The purpose of this assignment is to implement and understand the use of normalized cross correlation for object detection in a scaled representations. As well as to experiment with other applications of scaled representations, such as image blending.

Again, there are different ways to import libraries/modules into Python. Styles and practices vary. For consistency (and to make life easier for the markers) you are required to import modules for this assignment exactly as follows:

	    
        from PIL import Image, ImageDraw
        import numpy as np
        import math
        from scipy import signal
        import ncc
        
    

The assignment

Part 1: Face Detection

  1. The zip file containing ncc.py, sample images and a face template is hw2part1.zip. Download this file to your directory and unzip with the command

            
            unzip hw2part1.zip
            
        

    The face template we will use is in the file face_detection_template.jpg and is shown below.

    Face templatel

  2. (5 points)

    The first task is to build a scaled representation of the input image. Create a routine pyramid = MakeGaussianPyramid(image, scale, minsize) that creates a pyramid for an image. It returns a list including the original PIL image followed by all the PIL of images of reduced size, using a scale factor of 0.75 from one level to the next. The pyramid should stop when any further reduction in size will make the larger dimension of the image smaller than minsize, where minsize is an integer. If image is a PIL image, you can use the Python function im.resize((int(x*scale),int(y*scale)), Image.BICUBIC) to reduce the image size at each step. Note: You should also filter the image with a Gussian whos sigma is 1/(2*scale) to avoid antialising artifacts. You can use the code from previous assignment to do this filtering or use scipy.ndimage.gaussian_filter.

    You can choose to represent the pyramid as a list of 3d floating point numpy arrays, instead of the list of PIL images. This would ensure representational consistancy with respect to Laplacian pyramid which we will need to build in Part 2 of the assignment and, in fact, maybe slightly more convinent overall. Both representations will be acceptable for full credit. However, you do need to consistenly account for one representation or the other in the display routines and the rest of the code.
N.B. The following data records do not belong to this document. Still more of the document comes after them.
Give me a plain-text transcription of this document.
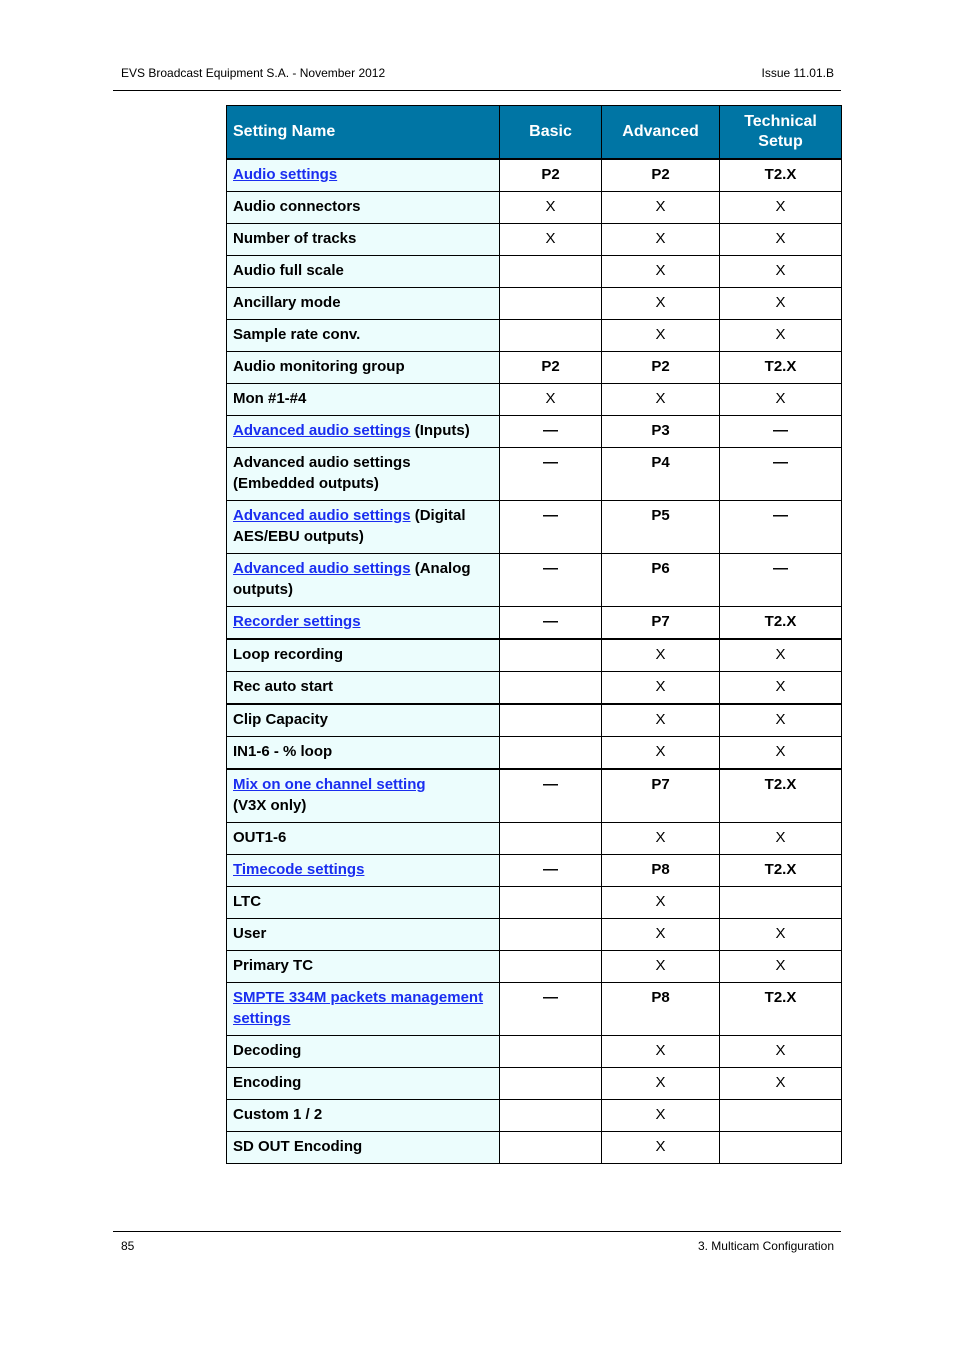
EVS Broadcast Equipment S.A. - November 2012	Issue 11.01.B
Setting Name	Basic	Advanced	Technical Setup
Audio settings	P2	P2	T2.X
Audio connectors	X	X	X
Number of tracks	X	X	X
Audio full scale		X	X
Ancillary mode		X	X
Sample rate conv.		X	X
Audio monitoring group	P2	P2	T2.X
Mon #1-#4	X	X	X
Advanced audio settings (Inputs)	—	P3	—
Advanced audio settings (Embedded outputs)	—	P4	—
Advanced audio settings (Digital AES/EBU outputs)	—	P5	—
Advanced audio settings (Analog outputs)	—	P6	—
Recorder settings	—	P7	T2.X
Loop recording		X	X
Rec auto start		X	X
Clip Capacity		X	X
IN1-6 - % loop		X	X
Mix on one channel setting
(V3X only)	—	P7	T2.X
OUT1-6		X	X
Timecode settings	—	P8	T2.X
LTC		X	
User		X	X
Primary TC		X	X
SMPTE 334M packets management settings	—	P8	T2.X
Decoding		X	X
Encoding		X	X
Custom 1 / 2		X	
SD OUT Encoding		X	
85	3. Multicam Configuration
    Note that while for this part it is sufficent to deal with greyscale images, in Part 2 of the assignment will require you to deal with color images, so it maybe worwhile making sure that this function works for color images as well as greyscale. Make sure you are filtering the RGB colour channels separately and then composing them into a 3d array to store.

  3. (3 points)

    In order to check your pyramid, write a routine ShowGaussianPyramid(pyramid) that will join all the images in the pyramid into one horizontal image and display this result with imshow.

    You can combine multiple images into a single image by first creating a blank image of the right size image = Image.new("L", (width, height)) and then pasting existing images into it image.paste(im,(offset_x,offset_y)). Since you will be handing in a PDF version of your pyramids, feel free to initialize unused space with white (rather than black). This will make it look cleaner in the PDF.
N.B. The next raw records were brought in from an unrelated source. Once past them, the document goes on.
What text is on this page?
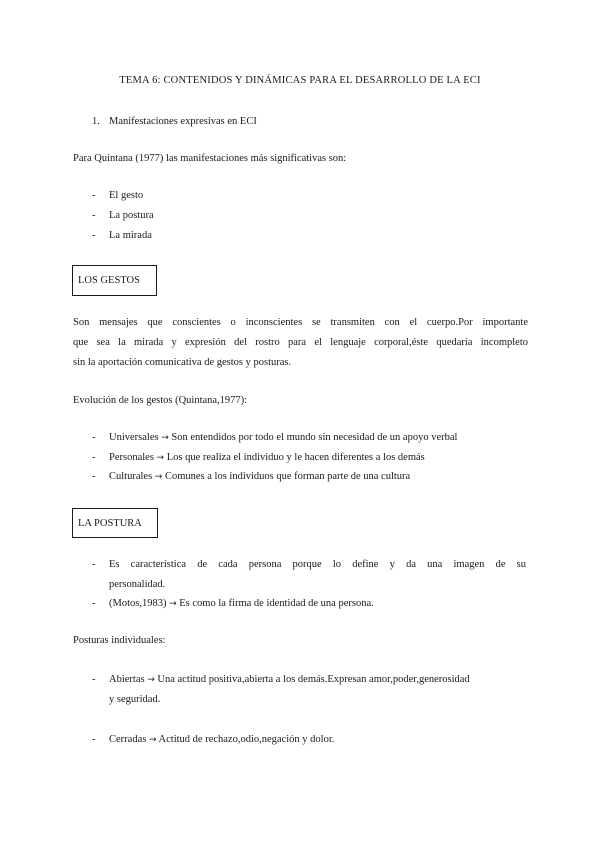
TEMA 6: CONTENIDOS Y DINÁMICAS PARA EL DESARROLLO DE LA ECI
1. Manifestaciones expresivas en ECI
Para Quintana (1977) las manifestaciones más significativas son:
- El gesto
- La postura
- La mirada
LOS GESTOS
Son mensajes que conscientes o inconscientes se transmiten con el cuerpo.Por importante
que sea la mirada y expresión del rostro para el lenguaje corporal,éste quedaría incompleto
sin la aportación comunicativa de gestos y posturas.
Evolución de los gestos (Quintana,1977):
- Universales → Son entendidos por todo el mundo sin necesidad de un apoyo verbal
- Personales → Los que realiza el individuo y le hacen diferentes a los demás
- Culturales → Comunes a los individuos que forman parte de una cultura
LA POSTURA
- Es característica de cada persona porque lo define y da una imagen de su
personalidad.
- (Motos,1983) → Es como la firma de identidad de una persona.
Posturas individuales:
- Abiertas → Una actitud positiva,abierta a los demás.Expresan amor,poder,generosidad
y seguridad.
- Cerradas → Actitud de rechazo,odio,negación y dolor.
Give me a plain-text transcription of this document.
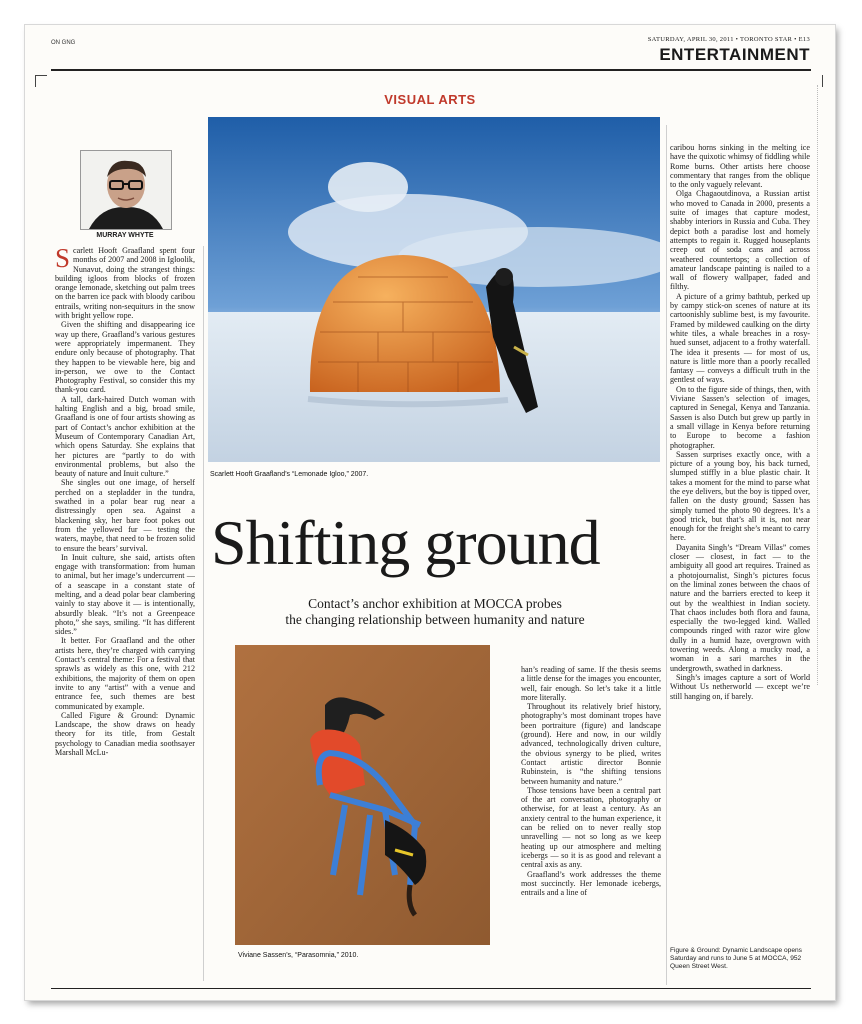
ON GNG	SATURDAY, APRIL 30, 2011 • TORONTO STAR • E13
ENTERTAINMENT
VISUAL ARTS
MURRAY WHYTE

Scarlett Hooft Graafland spent four months of 2007 and 2008 in Igloolik, Nunavut, doing the strangest things: building igloos from blocks of frozen orange lemonade, sketching out palm trees on the barren ice pack with bloody caribou entrails, writing non-sequiturs in the snow with bright yellow rope.

Given the shifting and disappearing ice way up there, Graafland’s various gestures were appropriately impermanent. They endure only because of photography. That they happen to be viewable here, big and in-person, we owe to the Contact Photography Festival, so consider this my thank-you card.

A tall, dark-haired Dutch woman with halting English and a big, broad smile, Graafland is one of four artists showing as part of Contact’s anchor exhibition at the Museum of Contemporary Canadian Art, which opens Saturday. She explains that her pictures are “partly to do with environmental problems, but also the beauty of nature and Inuit culture.”

She singles out one image, of herself perched on a stepladder in the tundra, swathed in a polar bear rug near a distressingly open sea. Against a blackening sky, her bare foot pokes out from the yellowed fur — testing the waters, maybe, that need to be frozen solid to ensure the bears’ survival.

In Inuit culture, she said, artists often engage with transformation: from human to animal, but her image’s undercurrent — of a seascape in a constant state of melting, and a dead polar bear clambering vainly to stay above it — is intentionally, absurdly bleak. “It’s not a Greenpeace photo,” she says, smiling. “It has different sides.”

It better. For Graafland and the other artists here, they’re charged with carrying Contact’s central theme: For a festival that sprawls as widely as this one, with 212 exhibitions, the majority of them on open invite to any “artist” with a venue and entrance fee, such themes are best communicated by example.

Called Figure & Ground: Dynamic Landscape, the show draws on heady theory for its title, from Gestalt psychology to Canadian media soothsayer Marshall McLu-

Scarlett Hooft Graafland’s “Lemonade Igloo,” 2007.
Shifting ground
Contact’s anchor exhibition at MOCCA probes
the changing relationship between humanity and nature
Viviane Sassen’s, “Parasomnia,” 2010.

han’s reading of same. If the thesis seems a little dense for the images you encounter, well, fair enough. So let’s take it a little more literally.

Throughout its relatively brief history, photography’s most dominant tropes have been portraiture (figure) and landscape (ground). Here and now, in our wildly advanced, technologically driven culture, the obvious synergy to be plied, writes Contact artistic director Bonnie Rubinstein, is “the shifting tensions between humanity and nature.”

Those tensions have been a central part of the art conversation, photography or otherwise, for at least a century. As an anxiety central to the human experience, it can be relied on to never really stop unravelling — not so long as we keep heating up our atmosphere and melting icebergs — so it is as good and relevant a central axis as any.

Graafland’s work addresses the theme most succinctly. Her lemonade icebergs, entrails and a line of

caribou horns sinking in the melting ice have the quixotic whimsy of fiddling while Rome burns. Other artists here choose commentary that ranges from the oblique to the only vaguely relevant.

Olga Chagaoutdinova, a Russian artist who moved to Canada in 2000, presents a suite of images that capture modest, shabby interiors in Russia and Cuba. They depict both a paradise lost and homely attempts to regain it. Rugged houseplants creep out of soda cans and across weathered countertops; a collection of amateur landscape painting is nailed to a wall of flowery wallpaper, faded and filthy.

A picture of a grimy bathtub, perked up by campy stick-on scenes of nature at its cartoonishly sublime best, is my favourite. Framed by mildewed caulking on the dirty white tiles, a whale breaches in a rosy-hued sunset, adjacent to a frothy waterfall. The idea it presents — for most of us, nature is little more than a poorly recalled fantasy — conveys a difficult truth in the gentlest of ways.

On to the figure side of things, then, with Viviane Sassen’s selection of images, captured in Senegal, Kenya and Tanzania. Sassen is also Dutch but grew up partly in a small village in Kenya before returning to Europe to become a fashion photographer.

Sassen surprises exactly once, with a picture of a young boy, his back turned, slumped stiffly in a blue plastic chair. It takes a moment for the mind to parse what the eye delivers, but the boy is tipped over, fallen on the dusty ground; Sassen has simply turned the photo 90 degrees. It’s a good trick, but that’s all it is, not near enough for the freight she’s meant to carry here.

Dayanita Singh’s “Dream Villas” comes closer — closest, in fact — to the ambiguity all good art requires. Trained as a photojournalist, Singh’s pictures focus on the liminal zones between the chaos of nature and the barriers erected to keep it out by the wealthiest in Indian society. That chaos includes both flora and fauna, especially the two-legged kind. Walled compounds ringed with razor wire glow dully in a humid haze, overgrown with towering weeds. Along a mucky road, a woman in a sari marches in the undergrowth, swathed in darkness.

Singh’s images capture a sort of World Without Us netherworld — except we’re still hanging on, if barely.

Figure & Ground: Dynamic Landscape opens Saturday and runs to June 5 at MOCCA, 952 Queen Street West.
    Note that while for this part it is sufficent to deal with greyscale images, in Part 2 of the assignment will require you to deal with color images, so it maybe worwhile making sure that this function works for color images as well as greyscale.

  4. (12 points)

    Judybats test image To match a template to a pyramid, write a function FindTemplate(pyramid, template, threshold) that will find and mark all locations in the pyramid at which the normalized cross correlation (NCC) of the template with the image is above the threshold. The goal is to achieve results similar to those on the right, although they will differ depending on the threshold you choose.

    Since NCC is an expensive operation and since its cost depends heavily on the size of the template, you should use the minimum possible template size. Reduce the width to 15 pixels, proportionally scaling the height so the aspect ratio is maintained with scaling, using imresize with bicubic interpolation. Define a constant for template width so that it is easy to experiment with other sizes.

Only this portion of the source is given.